Built-in gain tax is a tax levied on the unrealized gain inherent in assets acquired by a corporation in a tax-free transaction. This gain is the difference between the fair market value of the assets and their tax basis. The built-in gain tax is typically triggered when the corporation sells or disposes of the assets. The tax is calculated by multiplying the built-in gain by the applicable tax rate. The built-in gain tax is designed to ensure that the corporation pays taxes on the gain that it has realized from the assets.
The Structure of Built-In Gains Tax
Built-in gains tax (BIG) is a tax imposed on the unrealized gains of a corporation that has been acquired by another corporation. These gains are taxed at the corporate tax rate, which can potentially result in a significant tax liability for the acquired corporation.
The structure of BIG is designed to prevent corporations from avoiding taxes by acquiring other corporations with built-in gains. These gains are often the result of depreciation deductions that have been taken over many years. If the acquired corporation were to sell its assets, it would be subject to tax on the gain. However, if the corporation is acquired by another corporation, the gain is not taxed.
BIG is designed to tax these gains at the corporate tax rate, which can be as high as 35%. This can result in a significant tax liability for the acquired corporation. In order to minimize this liability, corporations often negotiate with the acquiring corporation to have the purchase price reduced by the amount of BIG that would be owed.
The following table provides a summary of the key provisions of BIG:
Provision | Description |
---|---|
Tax Rate | Corporate tax rate (as high as 35%) |
Gains Subject to Tax | Unrealized gains on assets that have been depreciated |
Exemptions | None |
Payment Deadline | Due when the acquisition is complete |
BIG can be a complex tax issue. Corporations that are considering an acquisition should consult with a tax advisor to discuss the potential tax implications.
Here are some additional points to keep in mind:
- BIG can be a significant tax liability for the acquired corporation.
- Corporations often negotiate with the acquiring corporation to have the purchase price reduced by the amount of BIG that would be owed.

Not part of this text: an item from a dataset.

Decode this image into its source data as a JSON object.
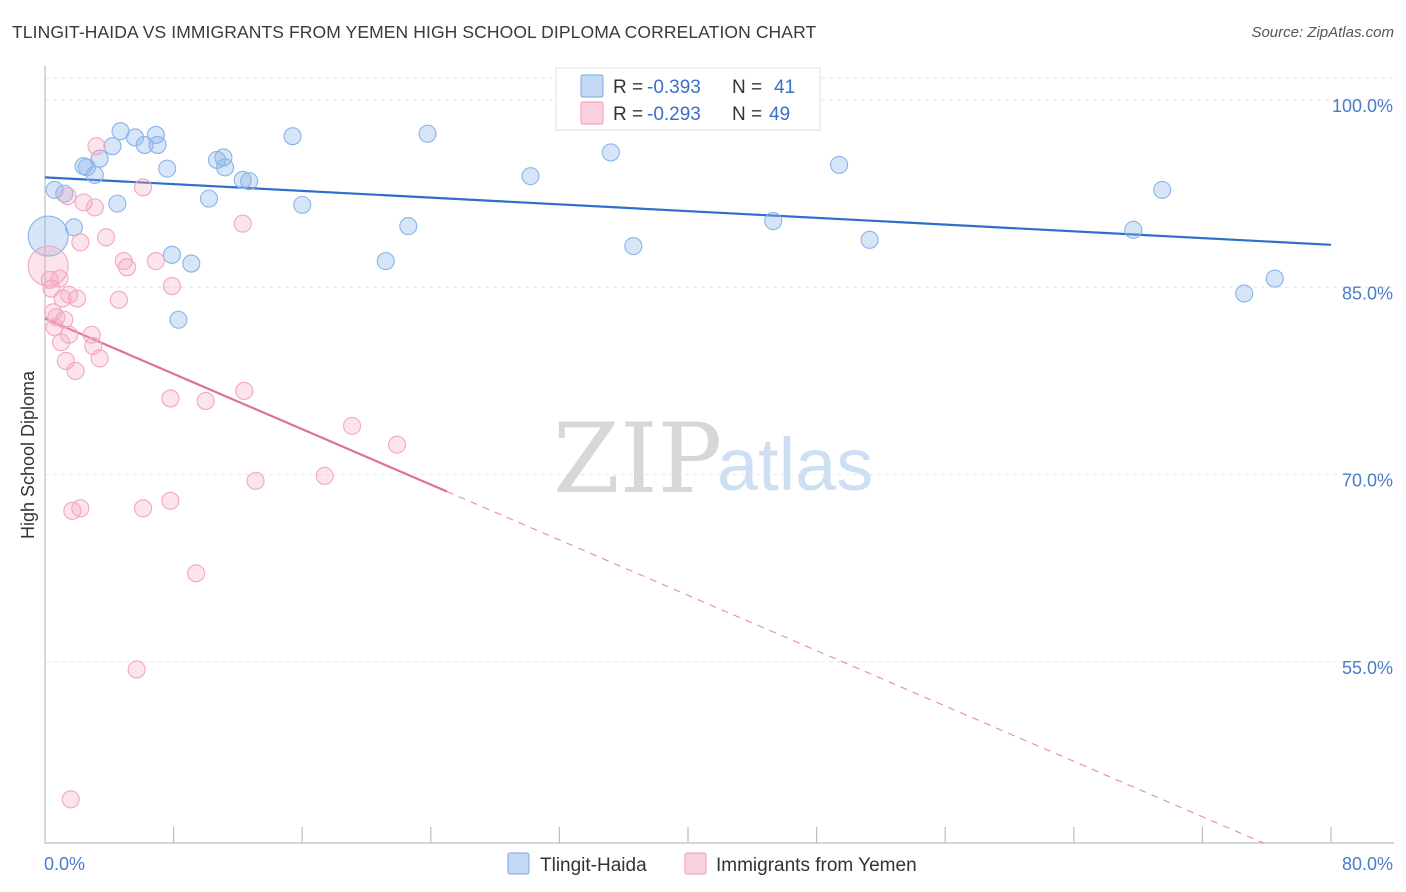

- BIG is a complex tax issue. Corporations that are considering an acquisition should consult with a tax advisor to discuss the potential tax implications.
Question 1:
What is built-in gain tax?
Answer:
Built-in gain tax is a type of tax that is levied on the difference between the cost basis of an asset and its fair market value when the asset is sold. This tax is only applicable to assets that were acquired before a certain date, typically the date that a corporation became an S corporation.
Question 2:
How is built-in gain tax calculated?
Answer:
Built-in gain tax is calculated by multiplying the difference between the cost basis of an asset and its fair market value by the corporation’s highest marginal tax rate. The resulting amount is the amount of tax that is owed on the built-in gain.
Question 3:
What are the consequences of not paying built-in gain tax?
Answer:
If a corporation does not pay built-in gain tax, it may be subject to penalties and interest charges. Additionally, the corporation may lose its S corporation status.
Thanks for taking the time to learn about built-in gain tax. I know it can be a bit of a head-scratcher, but understanding it can save you some serious dough down the road. If you have any other tax-related questions, be sure to check out my other articles. I’m always happy to help. And don’t forget to stop by again soon for more money-saving tips!